A team of scientists at Brown University in Rhone Island have created mini-brains from 3D neural cell cultures and found those cell clusters developed a rudimentary circulatory system.
The team’s tissue cultures of nervous system cells – comprising around 8,000 cell spheres – started to develop a network of non-neural tissue on or around day 3 of the culture. Around two thirds of the cell cultures developed networks of non-neural tissue resembling spaghetti.
To view the blood vessels, the researchers used a range of imaging, staining and fluorescence techniques to determine the structure of the new tissues and how they interact with neural cells.

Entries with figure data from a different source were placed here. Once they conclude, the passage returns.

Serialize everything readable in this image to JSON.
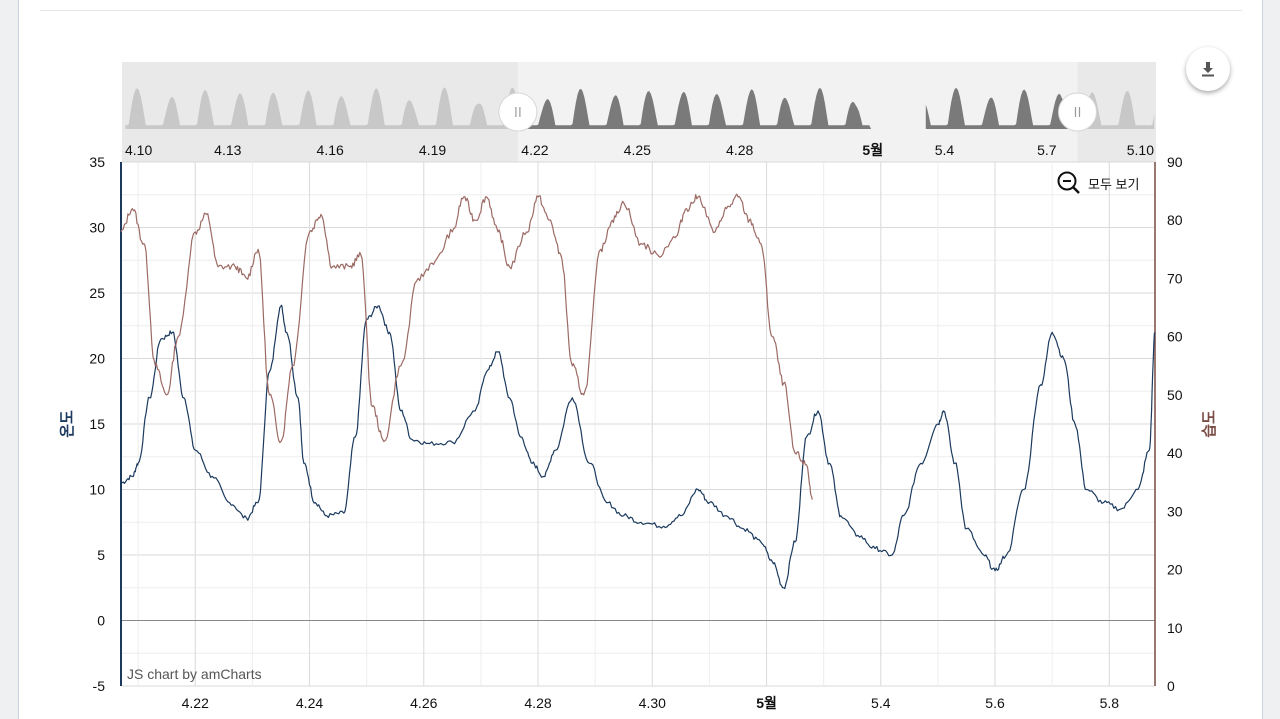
{
  "chart_data": {
    "type": "line",
    "title": "",
    "xlabel": "",
    "left_axis": {
      "title": "온도",
      "range": [
        -5,
        35
      ],
      "ticks": [
        "35",
        "30",
        "25",
        "20",
        "15",
        "10",
        "5",
        "0",
        "-5"
      ]
    },
    "right_axis": {
      "title": "습도",
      "range": [
        0,
        90
      ],
      "ticks": [
        "90",
        "80",
        "70",
        "60",
        "50",
        "40",
        "30",
        "20",
        "10",
        "0"
      ]
    },
    "x_ticks": [
      "4.22",
      "4.24",
      "4.26",
      "4.28",
      "4.30",
      "5월",
      "5.4",
      "5.6",
      "5.8"
    ],
    "x_range_days": [
      20.7,
      38.8
    ],
    "navigator_ticks": [
      "4.10",
      "4.13",
      "4.16",
      "4.19",
      "4.22",
      "4.25",
      "4.28",
      "5월",
      "5.4",
      "5.7",
      "5.10"
    ],
    "navigator_range_days": [
      9.9,
      40.2
    ],
    "navigator_selection_days": [
      21.5,
      37.9
    ],
    "gap_days": [
      31.85,
      33.45
    ],
    "series": [
      {
        "name": "온도",
        "axis": "left",
        "color": "#1b3a5e",
        "points": [
          [
            20.7,
            10.5
          ],
          [
            20.9,
            11
          ],
          [
            21.0,
            12
          ],
          [
            21.2,
            17
          ],
          [
            21.4,
            21.5
          ],
          [
            21.6,
            22
          ],
          [
            21.8,
            17
          ],
          [
            22.0,
            13
          ],
          [
            22.3,
            11
          ],
          [
            22.6,
            9
          ],
          [
            22.9,
            7.8
          ],
          [
            23.1,
            9
          ],
          [
            23.3,
            19
          ],
          [
            23.5,
            24
          ],
          [
            23.6,
            22
          ],
          [
            23.8,
            17
          ],
          [
            23.9,
            12
          ],
          [
            24.1,
            9
          ],
          [
            24.3,
            8
          ],
          [
            24.6,
            8.2
          ],
          [
            24.8,
            14
          ],
          [
            25.0,
            23
          ],
          [
            25.2,
            24
          ],
          [
            25.4,
            22
          ],
          [
            25.6,
            16
          ],
          [
            25.8,
            13.8
          ],
          [
            26.1,
            13.5
          ],
          [
            26.5,
            13.6
          ],
          [
            26.9,
            16
          ],
          [
            27.1,
            19
          ],
          [
            27.3,
            20.5
          ],
          [
            27.5,
            17
          ],
          [
            27.7,
            14
          ],
          [
            27.9,
            12
          ],
          [
            28.1,
            11
          ],
          [
            28.3,
            13
          ],
          [
            28.6,
            17
          ],
          [
            28.9,
            12
          ],
          [
            29.2,
            9
          ],
          [
            29.5,
            8
          ],
          [
            29.8,
            7.5
          ],
          [
            30.2,
            7.2
          ],
          [
            30.5,
            8
          ],
          [
            30.8,
            10
          ],
          [
            31.0,
            9
          ],
          [
            31.3,
            8
          ],
          [
            31.6,
            7
          ],
          [
            31.9,
            6
          ],
          [
            32.1,
            4.5
          ],
          [
            32.3,
            2.5
          ],
          [
            32.5,
            6
          ],
          [
            32.7,
            14
          ],
          [
            32.9,
            16
          ],
          [
            33.1,
            12
          ],
          [
            33.3,
            8
          ],
          [
            33.6,
            6.5
          ],
          [
            33.9,
            5.5
          ],
          [
            34.2,
            5
          ],
          [
            34.4,
            8
          ],
          [
            34.7,
            12
          ],
          [
            35.0,
            15
          ],
          [
            35.1,
            16
          ],
          [
            35.3,
            12
          ],
          [
            35.5,
            7
          ],
          [
            35.8,
            5
          ],
          [
            36.0,
            3.8
          ],
          [
            36.2,
            5
          ],
          [
            36.5,
            10
          ],
          [
            36.8,
            18
          ],
          [
            37.0,
            22
          ],
          [
            37.2,
            20
          ],
          [
            37.4,
            15
          ],
          [
            37.6,
            10
          ],
          [
            37.9,
            9
          ],
          [
            38.2,
            8.5
          ],
          [
            38.5,
            10
          ],
          [
            38.7,
            13
          ],
          [
            38.8,
            22
          ]
        ]
      },
      {
        "name": "습도",
        "axis": "right",
        "color": "#9c6a64",
        "points": [
          [
            20.7,
            78
          ],
          [
            20.9,
            82
          ],
          [
            21.1,
            76
          ],
          [
            21.3,
            55
          ],
          [
            21.5,
            50
          ],
          [
            21.7,
            60
          ],
          [
            22.0,
            78
          ],
          [
            22.2,
            81
          ],
          [
            22.4,
            72
          ],
          [
            22.7,
            72
          ],
          [
            22.9,
            70
          ],
          [
            23.1,
            75
          ],
          [
            23.3,
            50
          ],
          [
            23.5,
            42
          ],
          [
            23.7,
            55
          ],
          [
            24.0,
            78
          ],
          [
            24.2,
            81
          ],
          [
            24.4,
            72
          ],
          [
            24.7,
            72
          ],
          [
            24.9,
            74
          ],
          [
            25.1,
            48
          ],
          [
            25.3,
            42
          ],
          [
            25.6,
            55
          ],
          [
            25.9,
            70
          ],
          [
            26.2,
            73
          ],
          [
            26.5,
            78
          ],
          [
            26.7,
            84
          ],
          [
            26.9,
            80
          ],
          [
            27.1,
            84
          ],
          [
            27.3,
            78
          ],
          [
            27.5,
            72
          ],
          [
            27.8,
            78
          ],
          [
            28.0,
            84
          ],
          [
            28.2,
            80
          ],
          [
            28.4,
            74
          ],
          [
            28.6,
            55
          ],
          [
            28.8,
            50
          ],
          [
            29.1,
            75
          ],
          [
            29.3,
            80
          ],
          [
            29.5,
            83
          ],
          [
            29.8,
            76
          ],
          [
            30.1,
            74
          ],
          [
            30.4,
            77
          ],
          [
            30.6,
            82
          ],
          [
            30.8,
            84
          ],
          [
            31.1,
            78
          ],
          [
            31.3,
            82
          ],
          [
            31.5,
            84
          ],
          [
            31.7,
            80
          ],
          [
            31.9,
            76
          ],
          [
            32.1,
            60
          ],
          [
            32.3,
            52
          ],
          [
            32.5,
            40
          ],
          [
            32.7,
            38
          ],
          [
            32.8,
            32
          ]
        ]
      }
    ]
  },
  "ui": {
    "zoom_reset_label": "모두 보기",
    "credit": "JS chart by amCharts"
  }
}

Using a scanning electron microscope, the team was able to show that the new tissues were hollow tubes which would be capable of circulating blood, while their analyses showed that the tubes were comprised of cells and proteins found in blood vessels.

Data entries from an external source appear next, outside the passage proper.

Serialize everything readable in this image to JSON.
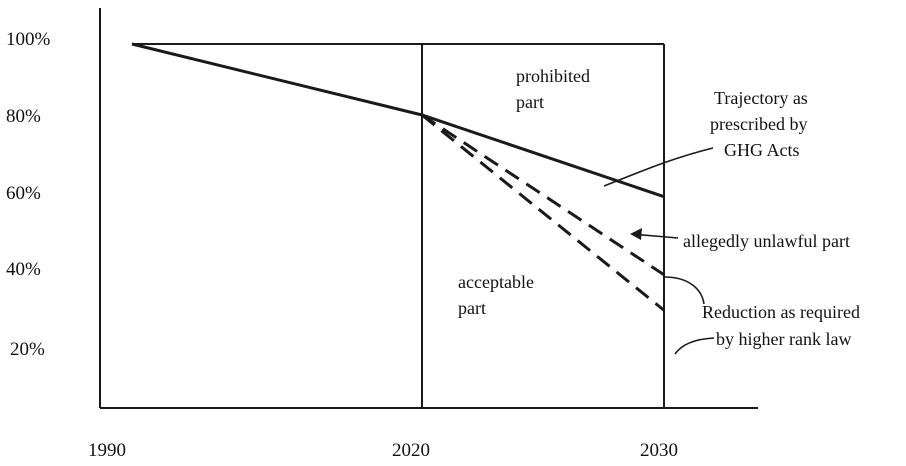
{
  "chart_data": {
    "type": "line",
    "x": [
      1990,
      2020,
      2030
    ],
    "xlim": [
      1990,
      2030
    ],
    "ylim": [
      0,
      100
    ],
    "x_ticks": [
      "1990",
      "2020",
      "2030"
    ],
    "y_ticks": [
      "100%",
      "80%",
      "60%",
      "40%",
      "20%"
    ],
    "series": [
      {
        "points": [
          [
            1990,
            100
          ],
          [
            2020,
            80
          ],
          [
            2030,
            57
          ]
        ],
        "style": "solid"
      },
      {
        "points": [
          [
            2020,
            80
          ],
          [
            2030,
            35
          ]
        ],
        "style": "dashed"
      },
      {
        "points": [
          [
            2020,
            80
          ],
          [
            2030,
            25
          ]
        ],
        "style": "dashed"
      }
    ],
    "regions": {
      "prohibited": [
        "prohibited",
        "part"
      ],
      "acceptable": [
        "acceptable",
        "part"
      ]
    },
    "annotations": {
      "trajectory": [
        "Trajectory as",
        "prescribed by",
        "GHG Acts"
      ],
      "unlawful": "allegedly  unlawful part",
      "reduction": [
        "Reduction as required",
        "by higher rank law"
      ]
    },
    "grid": false
  }
}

No blood was present in the tubes because the cells were grown in an agarose well plate, although the researchers believe that it would be possible to connect the blood vessels to a microfluidic apparatus that could provide fluid to send through the capillary network. In contrast to the capillary network in a real brain, the mini-brains had far fewer blood vessels and they only lasted for around a week or two, although that would be long enough to take advantage of the vasculature.
Researchers have been using 3D neural cell cultures to create mini-brains in vitro for some time, although in contrast to real brains, these 3D neural cell cultures do not have a vascular system. For a true mini-brain to be created it would be necessary to have at least a basic circulatory system. Only then would it be possible to mimic and study the interactions between neural cells and the circulatory system.
That would be essential for 3D neural cell cultures to be used to study strokes or concussion, and incredibly valuable for studies of Alzheimer’s disease. In the case of the latter, the brain often attempts to repair and even redesign its vasculature to compensate for changes caused by the disease. If this could be mimicked in vitro it would open up many new possibilities for study.
For instance, during the time that the blood vessels are present, researchers could send fluid through the capillaries that contain drugs, or provides oxygen or glucose. By altering concentrations of oxygen, glucose, and pharmaceutical compounds it would be possible to directly monitor their effects on the cells and even mimic what happens with diseases.
Diane Hoffman-Kim, Ph.D., lead author of the study said “We can study a range of injury conditions, several drugs that are being tested, and several conditions, such as stroke and diabetes, together.”
The study – A Three-Dimensional Neural Spheroid Model for Capillary-Like Network Formation – has recently been published in the Journal of Neuroscience Methods.